The driving motivation of the Centre for Youth Impact is the belief that all young people should have access to high-quality youth provision. To build such provision, we need to understand young people's views, wishes, and experiences. By listening to young people and reflecting on their perspectives, we can develop better, more youth-centred services and activities. 

While there are many youth voice initiatives in the UK, the biggest is Make Your Mark: the opportunity for young people to vote on the key issues they want the UK Youth Parliament to campaign for on their behalf. Each year, up to one million young people vote through their school, college or youth group on what really matters to them. 

This year, the Centre has collaborated with the British Youth Council (BYC) to create the opportunity for all young people to vote individually, online. With a small team of young people, we have developed a young person-informed voting platform that allows anyone aged 11-18 to easily cast their vote from their phone, tablet or laptop. This marks a step-change from the traditional ballot paper, and the intention is to enable more young people to have their voices heard. Where schools, colleges, youth clubs or local authorities haven't signed up to be part of Make Your Mark, young people won't be denied the opportunity to cast their vote.

At the Centre, we also needed to listen to young people to develop this voting platform. We ran two user-needs workshops with young people from our own and BYC's networks, capturing their views on the voting platform's format, layout, and design. We needed to ensure we understood their needs and created something appealing and accessible for young people.
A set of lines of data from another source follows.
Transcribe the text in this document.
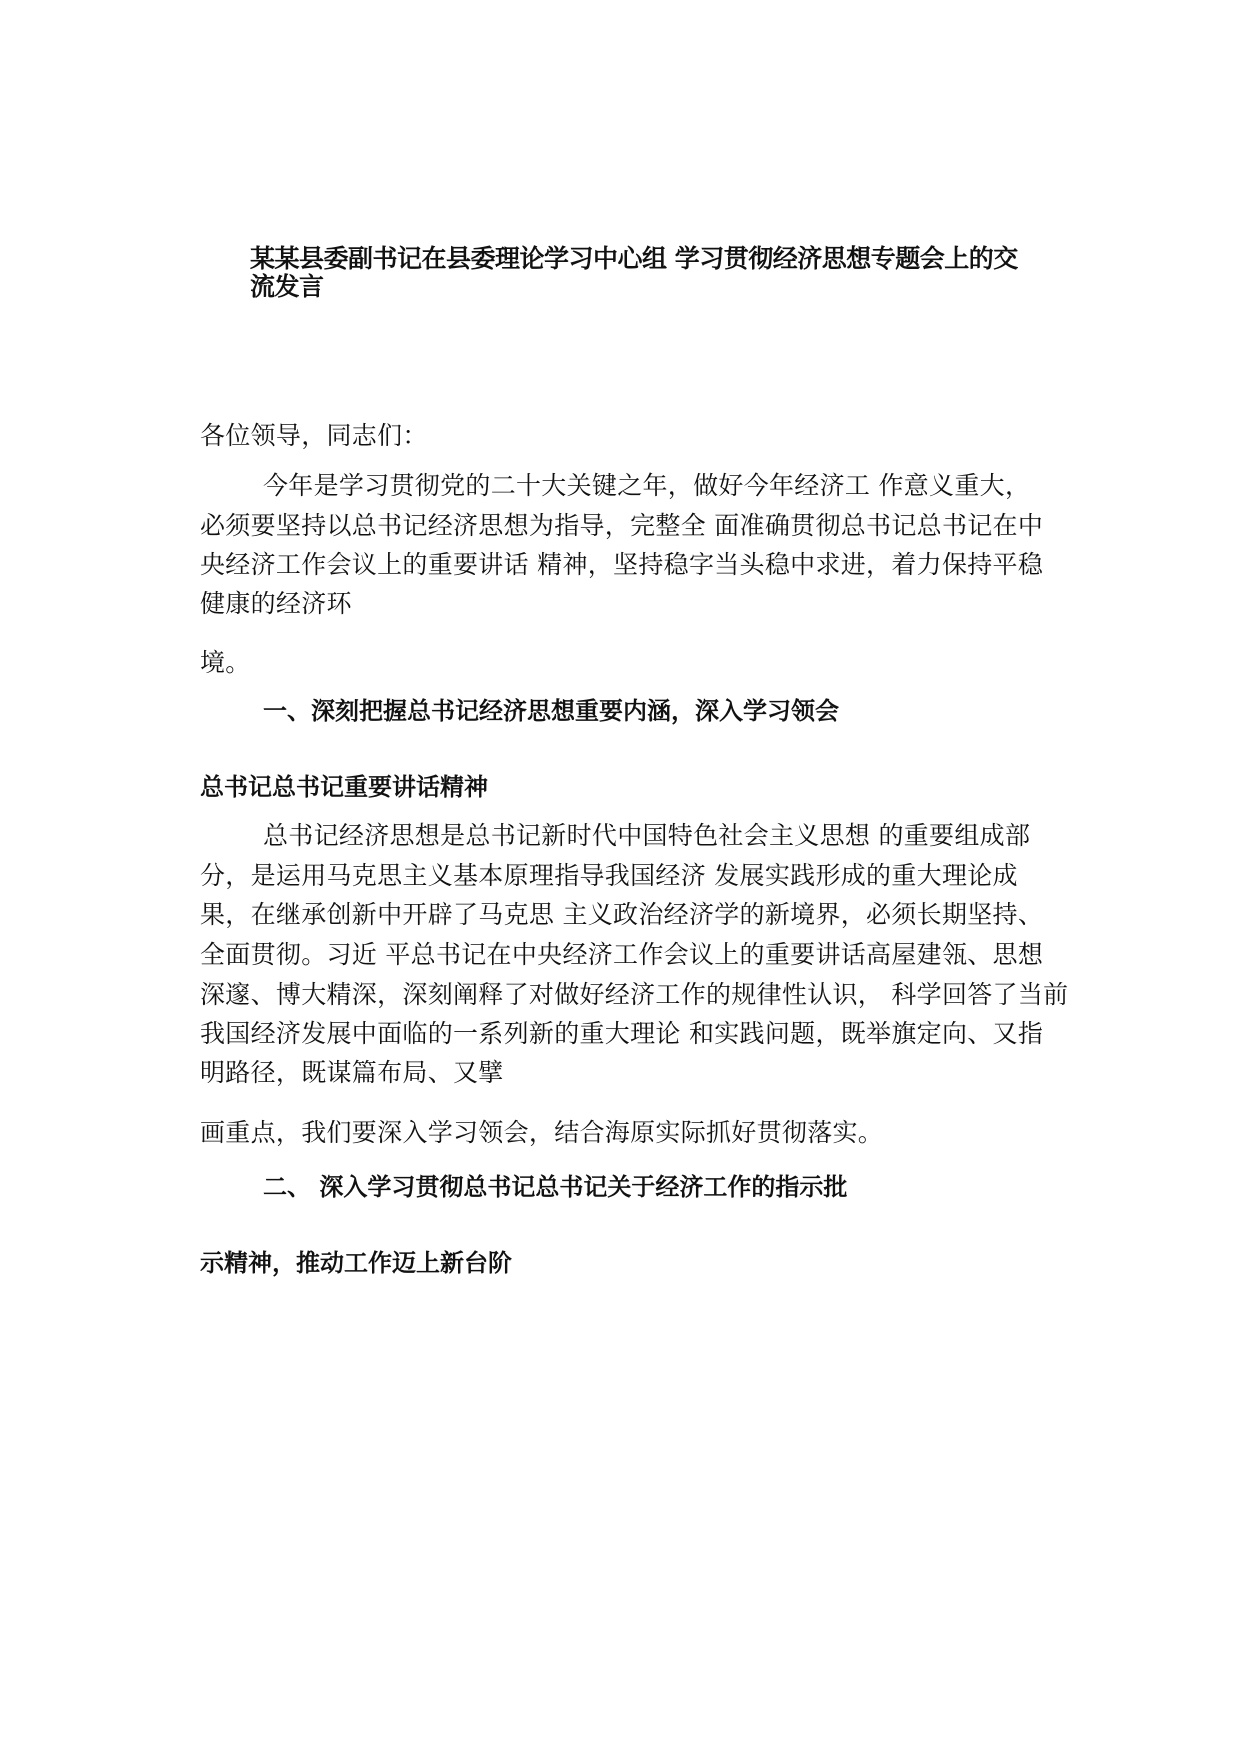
某某县委副书记在县委理论学习中心组 学习贯彻经济思想专题会上的交
流发言
各位领导，同志们：
今年是学习贯彻党的二十大关键之年，做好今年经济工 作意义重大，
必须要坚持以总书记经济思想为指导，完整全 面准确贯彻总书记总书记在中
央经济工作会议上的重要讲话 精神，坚持稳字当头稳中求进，着力保持平稳
健康的经济环
境。
一、深刻把握总书记经济思想重要内涵，深入学习领会
总书记总书记重要讲话精神
总书记经济思想是总书记新时代中国特色社会主义思想 的重要组成部
分，是运用马克思主义基本原理指导我国经济 发展实践形成的重大理论成
果，在继承创新中开辟了马克思 主义政治经济学的新境界，必须长期坚持、
全面贯彻。习近 平总书记在中央经济工作会议上的重要讲话高屋建瓴、思想
深邃、博大精深，深刻阐释了对做好经济工作的规律性认识， 科学回答了当前
我国经济发展中面临的一系列新的重大理论 和实践问题，既举旗定向、又指
明路径，既谋篇布局、又擘
画重点，我们要深入学习领会，结合海原实际抓好贯彻落实。
二、 深入学习贯彻总书记总书记关于经济工作的指示批
示精神，推动工作迈上新台阶
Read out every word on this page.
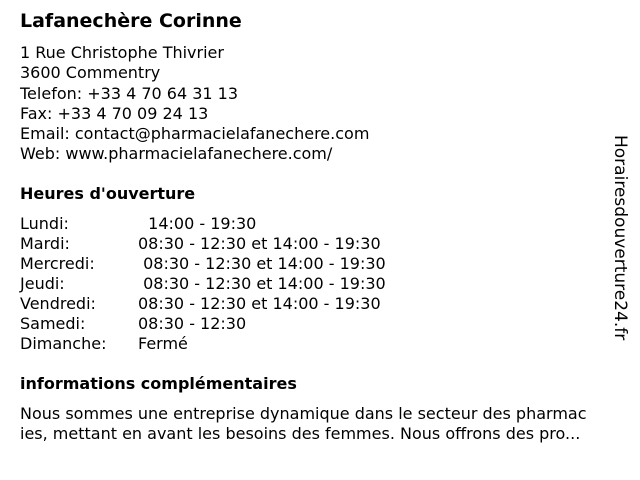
Lafanechère Corinne
1 Rue Christophe Thivrier
3600 Commentry
Telefon: +33 4 70 64 31 13
Fax: +33 4 70 09 24 13
Email: contact@pharmacielafanechere.com
Web: www.pharmacielafanechere.com/
Heures d'ouverture
Lundi:	14:00 - 19:30
Mardi:	08:30 - 12:30 et 14:00 - 19:30
Mercredi:	08:30 - 12:30 et 14:00 - 19:30
Jeudi:	08:30 - 12:30 et 14:00 - 19:30
Vendredi:	08:30 - 12:30 et 14:00 - 19:30
Samedi:	08:30 - 12:30
Dimanche:	Fermé
informations complémentaires
Nous sommes une entreprise dynamique dans le secteur des pharmac
ies, mettant en avant les besoins des femmes. Nous offrons des pro...
Horairesdouverture24.fr
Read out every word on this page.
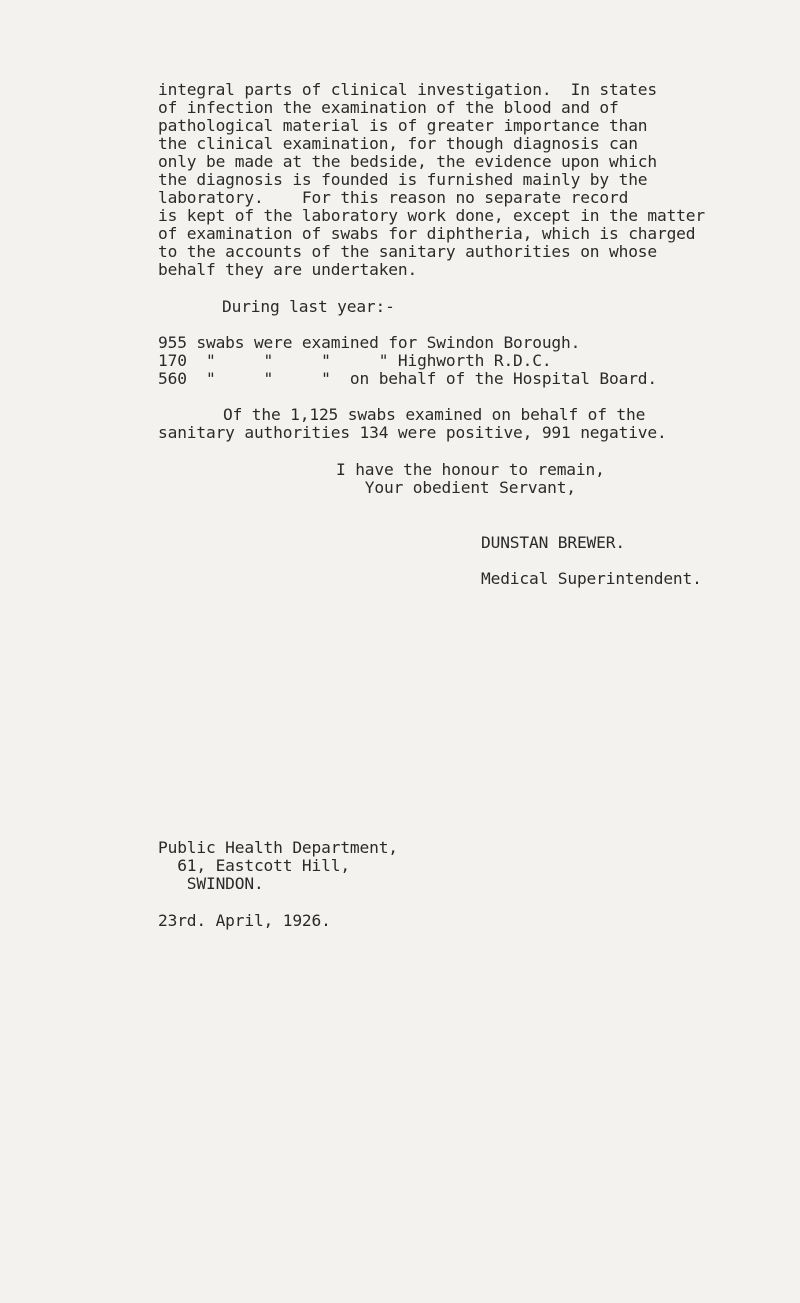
integral parts of clinical investigation.  In states
of infection the examination of the blood and of
pathological material is of greater importance than
the clinical examination, for though diagnosis can
only be made at the bedside, the evidence upon which
the diagnosis is founded is furnished mainly by the
laboratory.    For this reason no separate record
is kept of the laboratory work done, except in the matter
of examination of swabs for diphtheria, which is charged
to the accounts of the sanitary authorities on whose
behalf they are undertaken.
During last year:-
955 swabs were examined for Swindon Borough.
170  "     "     "     " Highworth R.D.C.
560  "     "     "  on behalf of the Hospital Board.
Of the 1,125 swabs examined on behalf of the
sanitary authorities 134 were positive, 991 negative.
I have the honour to remain,
Your obedient Servant,
DUNSTAN BREWER.
Medical Superintendent.
Public Health Department,
61, Eastcott Hill,
SWINDON.
23rd. April, 1926.
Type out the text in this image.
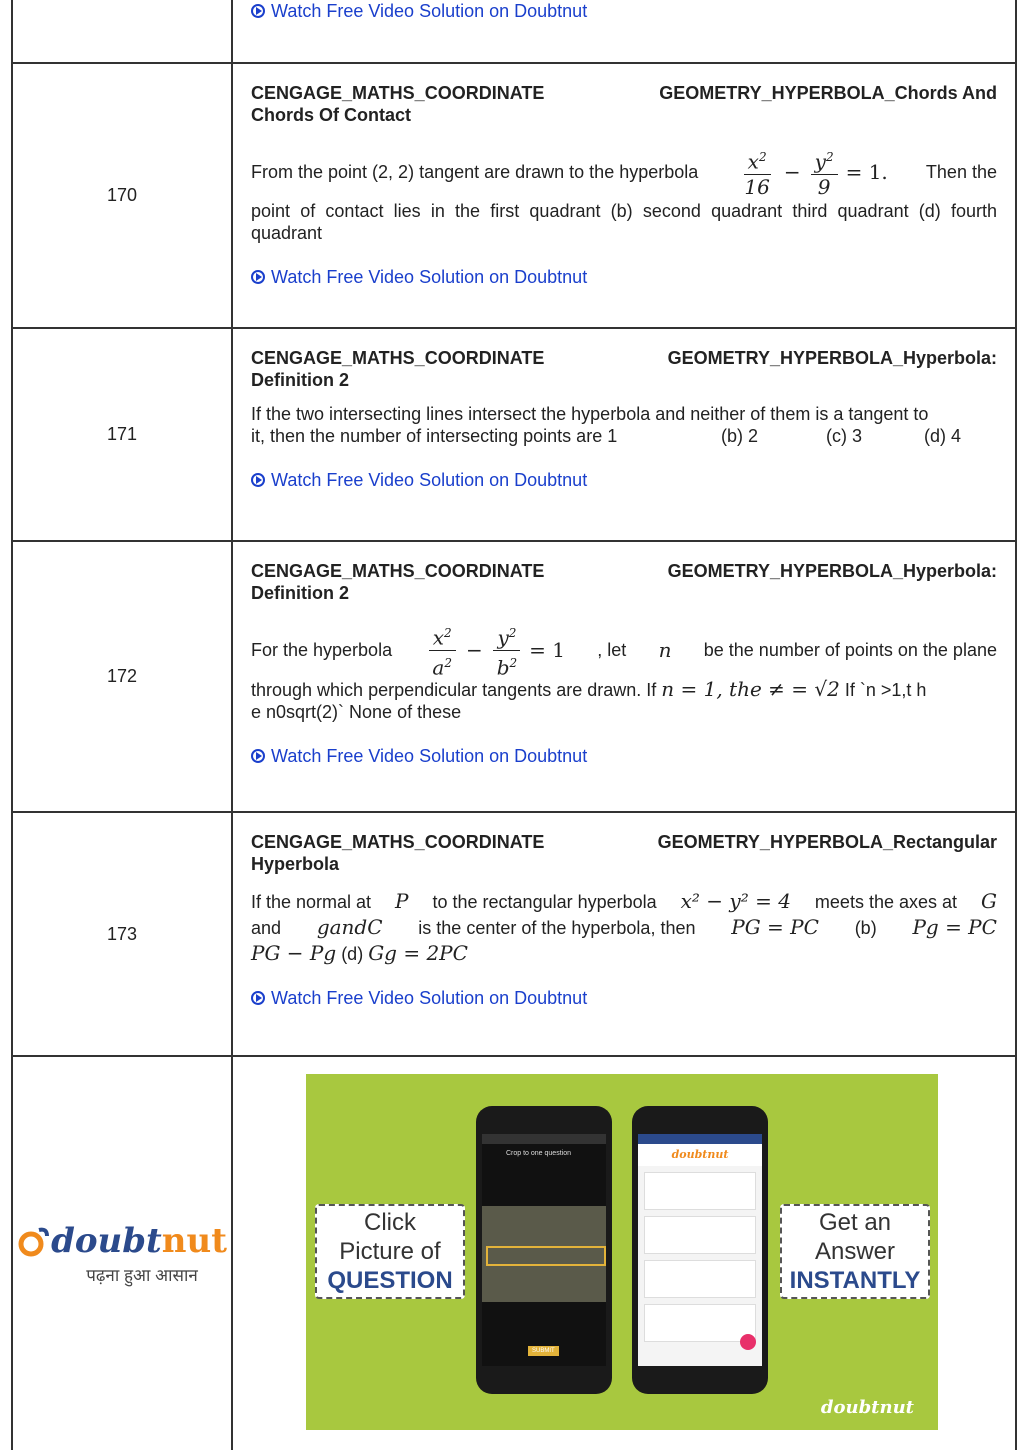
Watch Free Video Solution on Doubtnut
170
CENGAGE_MATHS_COORDINATE	GEOMETRY_HYPERBOLA_Chords And
Chords Of Contact
From the point (2, 2) tangent are drawn to the hyperbola $\frac{x^2}{16} - \frac{y^2}{9} = 1$. Then the
point of contact lies in the first quadrant (b) second quadrant third quadrant (d) fourth quadrant
Watch Free Video Solution on Doubtnut
171
CENGAGE_MATHS_COORDINATE	GEOMETRY_HYPERBOLA_Hyperbola:
Definition 2
If the two intersecting lines intersect the hyperbola and neither of them is a tangent to
it, then the number of intersecting points are 1	(b) 2	(c) 3	(d) 4
Watch Free Video Solution on Doubtnut
172
CENGAGE_MATHS_COORDINATE	GEOMETRY_HYPERBOLA_Hyperbola:
Definition 2
For the hyperbola $\frac{x^2}{a^2} - \frac{y^2}{b^2} = 1$ , let n be the number of points on the plane
through which perpendicular tangents are drawn. If n = 1, the ≠ = √2 If `n >1,t h
e n0sqrt(2)` None of these
Watch Free Video Solution on Doubtnut
173
CENGAGE_MATHS_COORDINATE	GEOMETRY_HYPERBOLA_Rectangular
Hyperbola
If the normal at P to the rectangular hyperbola x² − y² = 4 meets the axes at G
and gandC is the center of the hyperbola, then PG = PC (b) Pg = PC
PG − Pg (d) Gg = 2PC
Watch Free Video Solution on Doubtnut
doubt nut
पढ़ना हुआ आसान
Click
Picture of
QUESTION
Get an
Answer
INSTANTLY
Crop to one question
SUBMIT
doubtnut
doubtnut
We incorporated young people's ideas and feedback into the building of the platform and then shared it back with them for testing. 

We have also created a new data entry point for schools, colleges and youth groups, streamlining the process of results input and analysis.

Perhaps most excitingly, from a data and insight perspective, we've built the option into the platform for young people to tell us a bit more about who they are - such as their gender, ethnicity or if they consider themselves to have a disability - at the same time as casting their vote. Designed with young people to ensure the language and framing feels appropriate, the platform provides the opportunity to gather data that Make Youth Mark has never had before, specifically focused on the diversity of young people taking part. The development of the online voting platform will hopefully increase the absolute number of young people participating, alongside offering a much more detailed picture of who takes part. 

With more young people heard, and a deeper understanding of who took part, Members of Youth Parliament will be able to speak out and campaign for young people. This will also enable youth providers - and Government - to consider how they are responding to young people’s priorities.

Our work on the Make Your Mark platform is part of our new project, Maximising Young People's Voice and Power, a collaborative initiative between Paul Hamlyn Foundation, BBC Children in Need and The National Lottery Community Fund. The project seeks to better understand how young people’s voices are heard, which young people are less likely (to be able) to engage in youth voice activities, and how we can increase the reach of these activities to seldom heard groups. The data gathered through Make Your Mark, alongside practitioner data collected through this project - will be at the core of understanding current youth voice activity across the UK.

Thanks so much to the young people who took part in our user-needs workshops - and if you're 11-18, don't forget to cast your vote!